I will never forget the first time my college roommate heard me in his sleep. It was our sophomore year when the four of us had just moved into an off-campus house. At some point in the early morning, the two roommates who lived with me on the second floor started knocking loudly on my locked door and saying my name—or they told me the next morning. When they recalled what happened the night before, my subconscious reaction was to smile with my rehearsal, "Oh, yes, I didn't tell you? I was talking in my sleep!" However, it wasn't until a few minutes later. I realized that they didn't laugh with me. They are scared.
The problem is, I know since I was a kid that I occasionally talk in my sleep. Friends will make fun of me during the night. My family will tell me that they hear me talking nonsense all night. To be honest, I didn't think of anything, because for me, it is no different from the habit of snoring. But for people who are not familiar with this abnormal sleep behavior, witnessing these behaviors can be frightening. Only then did I realize that my roommates did not attract my attention to laugh, but because they really cared about my happiness.

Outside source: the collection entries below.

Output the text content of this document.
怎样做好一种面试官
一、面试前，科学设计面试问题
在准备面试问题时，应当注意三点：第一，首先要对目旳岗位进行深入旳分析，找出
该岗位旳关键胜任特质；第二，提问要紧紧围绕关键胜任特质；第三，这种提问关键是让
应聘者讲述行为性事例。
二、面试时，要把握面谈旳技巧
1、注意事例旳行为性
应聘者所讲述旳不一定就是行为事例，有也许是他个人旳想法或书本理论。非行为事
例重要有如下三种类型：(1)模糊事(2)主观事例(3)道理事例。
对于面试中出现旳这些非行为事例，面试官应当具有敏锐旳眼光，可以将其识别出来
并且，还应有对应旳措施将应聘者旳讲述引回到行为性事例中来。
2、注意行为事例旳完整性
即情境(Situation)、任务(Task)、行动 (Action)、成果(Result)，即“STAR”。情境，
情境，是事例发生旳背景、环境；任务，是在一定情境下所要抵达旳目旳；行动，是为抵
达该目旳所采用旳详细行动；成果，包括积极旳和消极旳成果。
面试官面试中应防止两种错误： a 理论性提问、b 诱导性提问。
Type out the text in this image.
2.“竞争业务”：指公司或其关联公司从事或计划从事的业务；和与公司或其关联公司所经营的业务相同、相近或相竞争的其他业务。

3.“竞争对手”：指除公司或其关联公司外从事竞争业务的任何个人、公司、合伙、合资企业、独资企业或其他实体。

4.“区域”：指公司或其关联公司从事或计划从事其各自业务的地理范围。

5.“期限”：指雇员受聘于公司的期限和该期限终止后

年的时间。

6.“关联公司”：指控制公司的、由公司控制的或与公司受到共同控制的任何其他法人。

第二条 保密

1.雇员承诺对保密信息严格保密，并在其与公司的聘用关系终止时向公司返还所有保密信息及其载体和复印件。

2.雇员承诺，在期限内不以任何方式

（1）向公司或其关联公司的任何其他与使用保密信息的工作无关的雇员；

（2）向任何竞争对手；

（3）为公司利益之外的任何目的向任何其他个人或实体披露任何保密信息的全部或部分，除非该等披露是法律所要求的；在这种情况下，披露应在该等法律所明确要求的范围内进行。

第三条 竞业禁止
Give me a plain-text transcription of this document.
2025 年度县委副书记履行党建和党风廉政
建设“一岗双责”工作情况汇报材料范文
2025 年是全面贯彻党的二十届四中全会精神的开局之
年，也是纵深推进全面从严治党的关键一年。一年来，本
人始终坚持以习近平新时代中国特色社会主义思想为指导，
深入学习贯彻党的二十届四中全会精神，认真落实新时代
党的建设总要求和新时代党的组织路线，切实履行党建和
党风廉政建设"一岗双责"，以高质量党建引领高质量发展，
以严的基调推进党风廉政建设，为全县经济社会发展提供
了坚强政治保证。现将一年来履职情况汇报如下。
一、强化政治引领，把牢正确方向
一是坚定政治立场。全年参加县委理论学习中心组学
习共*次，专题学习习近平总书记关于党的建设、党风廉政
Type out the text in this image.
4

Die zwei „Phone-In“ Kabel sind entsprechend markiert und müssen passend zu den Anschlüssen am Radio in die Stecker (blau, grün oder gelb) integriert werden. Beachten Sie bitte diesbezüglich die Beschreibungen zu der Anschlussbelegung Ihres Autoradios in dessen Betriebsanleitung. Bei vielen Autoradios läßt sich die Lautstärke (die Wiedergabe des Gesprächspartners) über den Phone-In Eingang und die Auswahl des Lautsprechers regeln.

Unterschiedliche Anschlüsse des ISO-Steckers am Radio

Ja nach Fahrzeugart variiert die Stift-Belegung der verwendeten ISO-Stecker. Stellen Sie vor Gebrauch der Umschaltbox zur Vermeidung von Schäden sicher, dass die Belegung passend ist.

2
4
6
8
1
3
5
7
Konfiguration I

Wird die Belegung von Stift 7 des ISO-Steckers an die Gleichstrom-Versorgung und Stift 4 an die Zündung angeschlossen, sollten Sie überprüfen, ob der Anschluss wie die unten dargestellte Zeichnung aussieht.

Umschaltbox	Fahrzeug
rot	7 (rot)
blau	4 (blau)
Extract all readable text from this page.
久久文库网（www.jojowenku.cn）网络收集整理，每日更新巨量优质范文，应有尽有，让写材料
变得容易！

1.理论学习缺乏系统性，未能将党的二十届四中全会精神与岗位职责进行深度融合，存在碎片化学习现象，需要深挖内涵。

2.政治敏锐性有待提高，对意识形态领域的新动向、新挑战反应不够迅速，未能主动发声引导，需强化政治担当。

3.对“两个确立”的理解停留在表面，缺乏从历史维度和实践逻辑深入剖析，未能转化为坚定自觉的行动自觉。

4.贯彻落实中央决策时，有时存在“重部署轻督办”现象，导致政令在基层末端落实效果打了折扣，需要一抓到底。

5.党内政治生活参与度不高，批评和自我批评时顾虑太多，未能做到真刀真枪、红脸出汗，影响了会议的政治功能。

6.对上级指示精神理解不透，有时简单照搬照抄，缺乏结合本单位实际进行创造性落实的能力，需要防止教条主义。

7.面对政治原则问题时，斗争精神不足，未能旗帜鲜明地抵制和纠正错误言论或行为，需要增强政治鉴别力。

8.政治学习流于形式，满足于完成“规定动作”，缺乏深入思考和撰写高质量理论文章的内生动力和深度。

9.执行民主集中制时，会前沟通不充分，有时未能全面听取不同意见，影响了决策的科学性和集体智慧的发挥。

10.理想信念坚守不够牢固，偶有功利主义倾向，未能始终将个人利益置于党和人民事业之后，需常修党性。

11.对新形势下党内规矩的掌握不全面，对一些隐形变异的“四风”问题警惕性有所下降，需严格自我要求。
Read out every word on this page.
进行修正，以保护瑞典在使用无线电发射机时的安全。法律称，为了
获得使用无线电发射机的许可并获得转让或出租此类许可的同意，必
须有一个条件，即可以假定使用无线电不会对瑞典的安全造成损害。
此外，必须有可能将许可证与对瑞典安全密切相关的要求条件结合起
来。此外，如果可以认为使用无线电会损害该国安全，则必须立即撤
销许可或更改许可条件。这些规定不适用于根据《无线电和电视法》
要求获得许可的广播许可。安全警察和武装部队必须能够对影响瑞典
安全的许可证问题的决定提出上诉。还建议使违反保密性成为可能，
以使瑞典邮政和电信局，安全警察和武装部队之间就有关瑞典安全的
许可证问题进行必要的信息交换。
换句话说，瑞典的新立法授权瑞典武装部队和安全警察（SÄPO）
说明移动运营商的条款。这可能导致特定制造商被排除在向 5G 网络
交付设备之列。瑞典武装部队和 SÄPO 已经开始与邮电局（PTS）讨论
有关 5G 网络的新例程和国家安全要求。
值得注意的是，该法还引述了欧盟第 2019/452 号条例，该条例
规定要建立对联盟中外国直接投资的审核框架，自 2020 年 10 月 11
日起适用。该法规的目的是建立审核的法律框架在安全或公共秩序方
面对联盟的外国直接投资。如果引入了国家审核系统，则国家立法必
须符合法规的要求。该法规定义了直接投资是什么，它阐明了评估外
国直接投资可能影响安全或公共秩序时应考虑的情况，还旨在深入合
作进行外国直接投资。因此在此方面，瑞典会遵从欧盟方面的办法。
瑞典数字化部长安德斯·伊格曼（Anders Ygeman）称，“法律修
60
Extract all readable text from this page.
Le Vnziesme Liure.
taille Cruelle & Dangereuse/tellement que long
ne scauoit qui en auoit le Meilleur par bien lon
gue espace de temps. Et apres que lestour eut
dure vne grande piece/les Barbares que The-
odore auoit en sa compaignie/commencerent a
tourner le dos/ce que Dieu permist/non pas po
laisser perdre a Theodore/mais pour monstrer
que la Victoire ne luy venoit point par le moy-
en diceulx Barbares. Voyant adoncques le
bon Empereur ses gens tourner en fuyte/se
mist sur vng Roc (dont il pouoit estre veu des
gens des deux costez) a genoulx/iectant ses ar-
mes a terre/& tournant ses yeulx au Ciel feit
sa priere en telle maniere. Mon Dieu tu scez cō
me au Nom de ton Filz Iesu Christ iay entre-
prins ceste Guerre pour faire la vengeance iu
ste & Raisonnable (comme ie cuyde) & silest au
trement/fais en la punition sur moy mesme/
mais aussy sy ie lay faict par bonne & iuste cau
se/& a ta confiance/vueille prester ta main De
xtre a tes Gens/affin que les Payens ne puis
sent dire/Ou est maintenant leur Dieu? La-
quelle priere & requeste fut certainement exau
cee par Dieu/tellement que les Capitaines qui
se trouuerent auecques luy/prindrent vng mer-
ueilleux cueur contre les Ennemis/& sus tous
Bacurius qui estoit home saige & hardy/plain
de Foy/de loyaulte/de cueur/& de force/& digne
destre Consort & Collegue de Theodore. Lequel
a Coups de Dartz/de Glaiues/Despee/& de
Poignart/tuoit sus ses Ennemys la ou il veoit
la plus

Since then, I have learned that my dream talk is a topic I need to talk to with any future roommate or partner. However, this also prompted me to seek advice from sleep experts who can help me better understand what triggered my dream talk and what I can do to prevent it from happening again. Here is what they said.
What is sleep talking?
According to Meredith Broderick, MD, a triple board-certified doctor in neurology, sleep medicine, and behavioral medicine in Washington, sleep talking—scientifically known as somniloquy—is essentially any type of vocalization during sleep. "Sometimes, people can also express emotions like laughing or crying," Dr. Broderick tells HelloGiggles. "I have even had patients whose primary language is sign language and they sign in their sleep."
Since sleep talking can be expressed in so many ways—full dialogue, mumblings, gibberish, sign language, half-sentences—Dr. Broderick says, "There isn't a clear delineation." And unfortunately, sleep talkers don't have the capability of knowing they talk in their sleep unless there's a witness.
Why do people talk in their sleep?
There are several reasons why someone might talk in sleep. External factors such as stress, medications, medical conditions, substances or other sleep disorders (such as insomnia, sleep apnea, and narcolepsy) are the most popular. Dr. Broderick also pointed out that studies have shown that genetic predispositions exist; nonetheless, excessive fatigue or lack of sleep can have the same effect.
In terms of frequency, there is really no way to tell. "The frequency that people experience varies greatly," she said. "For some people, this situation may be rare, while for others it may be experienced all the time." If you see an improvement in one of the external factors listed above, your dream talk may become less frequent.On the other hand, if you find that you are more stressed than usual, your dream talk patterns may increase or become more regular.
Can sleep talk be prevented?
Whether you have never spoken in your sleep before, have been in sleep for many years, or have just joined the Sleep Talker community (Hi, welcome!), it is important that you know that talking before going to bed alone is harmless, and you can take some precautions measures to take.
"Excessive fatigue or poor sleep hygiene—excessive caffeine or alcohol intake, irregular sleep schedules, or excessive time spent in bed—can lead to more awakenings or sleep phase transitions, which in turn increases sleep talk possibilities," Dr. Broderick explained. "Trying to improve sleep hygiene, sleep quality, and minimizing these deteriorating factors is the first step." If sleep quality problems or daytime symptoms persist, Dr. Broderick recommends talking to a sleep medicine doctor to help find the root cause of your dreams.
Don't be too harsh on yourself! Talking in sleep is completely normal and more common than you think. In addition, making small adjustments to your sleep schedule, such as skipping late-night caffeine, reducing screen time, and organizing bedtime, can make all the difference.